Amid concerns about future growth and obstruction from Island trees, the Martha’s Vineyard Commission last week continued a public hearing on a plan by Verizon to extend the height of a communication tower off the Edgartown-Vineyard Haven Road from 77 to 130 feet.

Uncertain about the tower’s viability in the long term and need in the short term, commissioners agreed to seek the advice of an independent arborist.

The tower currently handles all Verizon land line service for the Island via narrow-width microwave, including for police, fire and EMT departments, and 911 service. It also provides internet access and reroutes service from Nantucket.

Verizon wants to raise the tower by 53 feet to give the structure an unobstructed radio line of sight to its sister tower in Falmouth. According to documents from the telecommunications company, there are currently 22 trees that at least partially block the tower’s microwave path, leading to poor signals and weak service for Island landlines and emergency services calls. The lowest radio panel of the proposed 130-foot tower would clear any tree above 100 feet.

But with data now available on the particular species and location of each of those 22 trees, commissioners said at a public hearing last week they want a better understanding of how the trees grow to determine whether 130 feet is too tall, or not tall enough.

“I have no doubt that at the present time, at the height of the tower, the trees are impinging on that,” commissioner Fred Hancock said. “My question is do we need to raise it 50 feet to remedy this problem, or is it at 50 feet that they never have to raise this tower again?”

Geoghan Coogan, a Vineyard Haven attorney representing Verizon, said three or four of the trees are Norwegian spruces, which grow at a rate of two to three feet per year and can reach heights taller than 100 feet. At that rate, they would potentially interfere with the extended tower in about 10 years. But Mr. Coogan said Verizon capped the predicted height of the trees at 100 feet because it’s rare for trees to grow that tall on the Island.

“On the Vineyard, these trees will typically not get over 100 feet because of wind conditions,” he said.

But commissioners wanted to confirm the numbers with an independent tree expert before proceeding.

“It would be interesting to know what the difference is between the 100-foot cap and the original one,” Commissioner Ben Robinson said. “We want to make sure they aren’t overbuilding this tower, because the aesthetic issue is a big deal.”

The public hearing was continued to Dec. 6. Meanwhile, executive director Adam Turner will prepare questions for the arborist.

In other business last Thursday, the commission voted to not review the demolition of a non-historic house at 284 Main street in Edgartown. The applicant wants to replace the building with a four-unit mixed commercial and residential condominium.

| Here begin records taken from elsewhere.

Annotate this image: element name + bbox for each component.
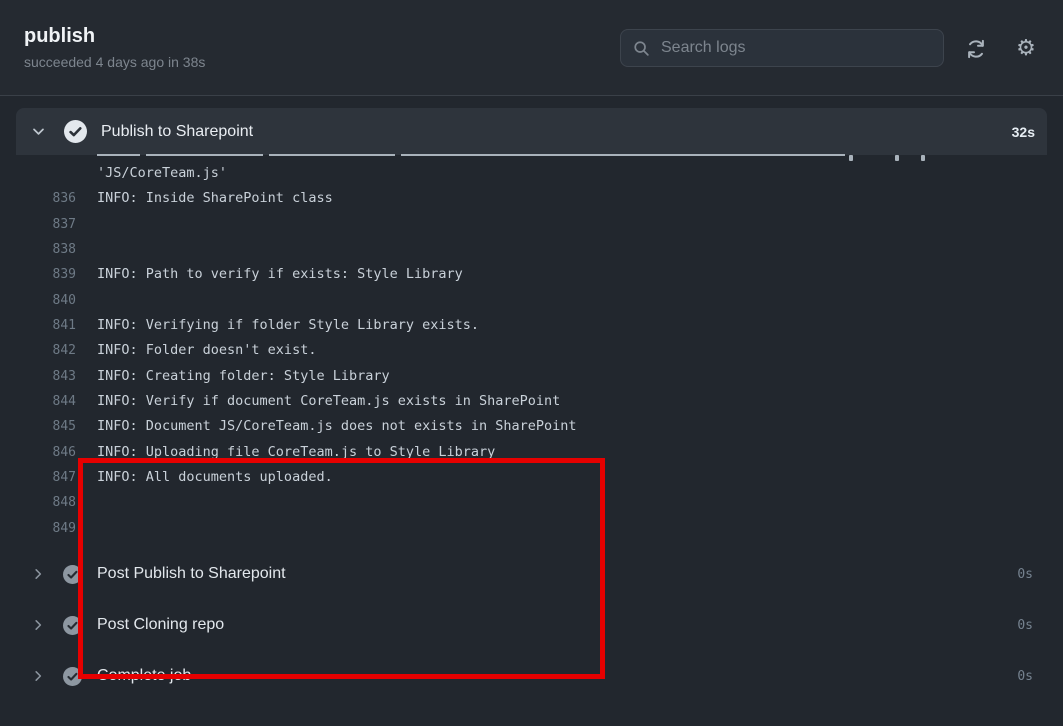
step-duration: 0s [1017, 668, 1033, 684]
step-duration: 0s [1017, 617, 1033, 633]
search-input[interactable] [659, 38, 931, 58]
log-line: 837 [0, 212, 1063, 237]
line-number: 844 [52, 394, 76, 410]
log-line: 843 INFO: Creating folder: Style Library [0, 364, 1063, 389]
log-line: 841 INFO: Verifying if folder Style Libr… [0, 313, 1063, 338]
chevron-down-icon[interactable] [30, 124, 46, 139]
log-line: 847 INFO: All documents uploaded. [0, 465, 1063, 490]
log-line: 840 [0, 288, 1063, 313]
log-line: 'JS/CoreTeam.js' [0, 161, 1063, 186]
line-number: 843 [52, 368, 76, 384]
log-line: 849 [0, 516, 1063, 541]
log-output: 'JS/CoreTeam.js' 836 INFO: Inside ShareP… [0, 154, 1063, 679]
search-box[interactable] [620, 29, 944, 67]
log-line: 846 INFO: Uploading file CoreTeam.js to … [0, 440, 1063, 465]
job-title: publish [24, 25, 96, 47]
step-label: Post Cloning repo [97, 616, 225, 634]
log-line: 848 [0, 490, 1063, 515]
line-number [0, 161, 76, 186]
line-number: 842 [52, 343, 76, 359]
log-text: INFO: Path to verify if exists: Style Li… [97, 266, 463, 283]
chevron-right-icon[interactable] [30, 618, 46, 632]
log-line: 839 INFO: Path to verify if exists: Styl… [0, 262, 1063, 287]
collapsed-steps: Post Publish to Sharepoint 0s Post Cloni… [0, 556, 1063, 694]
gear-icon[interactable]: ⚙ [1011, 34, 1041, 64]
step-row[interactable]: Complete job 0s [0, 658, 1063, 694]
log-text: INFO: Uploading file CoreTeam.js to Styl… [97, 443, 496, 460]
check-circle-icon [63, 666, 82, 686]
log-text: INFO: Inside SharePoint class [97, 190, 333, 207]
line-number: 849 [52, 520, 76, 536]
line-number: 838 [52, 242, 76, 258]
log-line: 842 INFO: Folder doesn't exist. [0, 338, 1063, 363]
actions-log-viewer: publish succeeded 4 days ago in 38s ⚙ [0, 0, 1063, 726]
log-lines: 'JS/CoreTeam.js' 836 INFO: Inside ShareP… [0, 161, 1063, 541]
check-circle-icon [63, 564, 82, 584]
step-header-publish-to-sharepoint[interactable]: Publish to Sharepoint 32s [16, 108, 1047, 155]
log-text: INFO: Creating folder: Style Library [97, 367, 390, 384]
step-row[interactable]: Post Cloning repo 0s [0, 607, 1063, 643]
log-text: INFO: Verifying if folder Style Library … [97, 317, 480, 334]
step-duration: 32s [1011, 123, 1035, 140]
log-line: 836 INFO: Inside SharePoint class [0, 186, 1063, 211]
step-label: Post Publish to Sharepoint [97, 565, 286, 583]
line-number: 845 [52, 419, 76, 435]
search-icon [633, 40, 650, 57]
check-circle-icon [63, 615, 82, 635]
log-text: INFO: Document JS/CoreTeam.js does not e… [97, 418, 577, 435]
log-line: 845 INFO: Document JS/CoreTeam.js does n… [0, 414, 1063, 439]
job-status-text: succeeded 4 days ago in 38s [24, 54, 206, 70]
line-number: 847 [52, 470, 76, 486]
step-duration: 0s [1017, 566, 1033, 582]
step-label: Publish to Sharepoint [101, 122, 254, 140]
log-text: INFO: Folder doesn't exist. [97, 342, 317, 359]
refresh-icon[interactable] [961, 34, 991, 64]
job-header: publish succeeded 4 days ago in 38s ⚙ [0, 0, 1063, 96]
check-circle-icon [64, 120, 87, 143]
line-number: 840 [52, 292, 76, 308]
log-line: 844 INFO: Verify if document CoreTeam.js… [0, 389, 1063, 414]
line-number: 846 [52, 444, 76, 460]
line-number: 839 [52, 267, 76, 283]
chevron-right-icon[interactable] [30, 567, 46, 581]
line-number: 848 [52, 495, 76, 511]
step-label: Complete job [97, 667, 192, 685]
line-number: 836 [52, 191, 76, 207]
chevron-right-icon[interactable] [30, 669, 46, 683]
log-text: 'JS/CoreTeam.js' [97, 165, 228, 181]
line-number: 841 [52, 318, 76, 334]
steps-list: Publish to Sharepoint 32s 'JS/CoreTeam.j… [0, 96, 1063, 694]
line-number: 837 [52, 216, 76, 232]
log-line: 838 [0, 237, 1063, 262]
log-text: INFO: Verify if document CoreTeam.js exi… [97, 393, 561, 410]
step-row[interactable]: Post Publish to Sharepoint 0s [0, 556, 1063, 592]
log-text: INFO: All documents uploaded. [97, 469, 333, 486]
clipped-log-line [97, 150, 957, 161]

The commission also voted to not review a small modification to the Barn and Bowl Bistro’s kitchen expansion plan. The previous plan, approved in April, was to increase the kitchen space by 260 square feet. The restaurant will now increase the kitchen space by 160 square feet, and add a garbage and recycling shed, along with a small residential porch.

The Nova Vida Church was also granted a six-month extension on plans to expand the Oak Bluffs church with a day care facility. The commission approved the expansion in 2014, but the project has stalled and the applicant is due to return with a revised landscape and parking plan.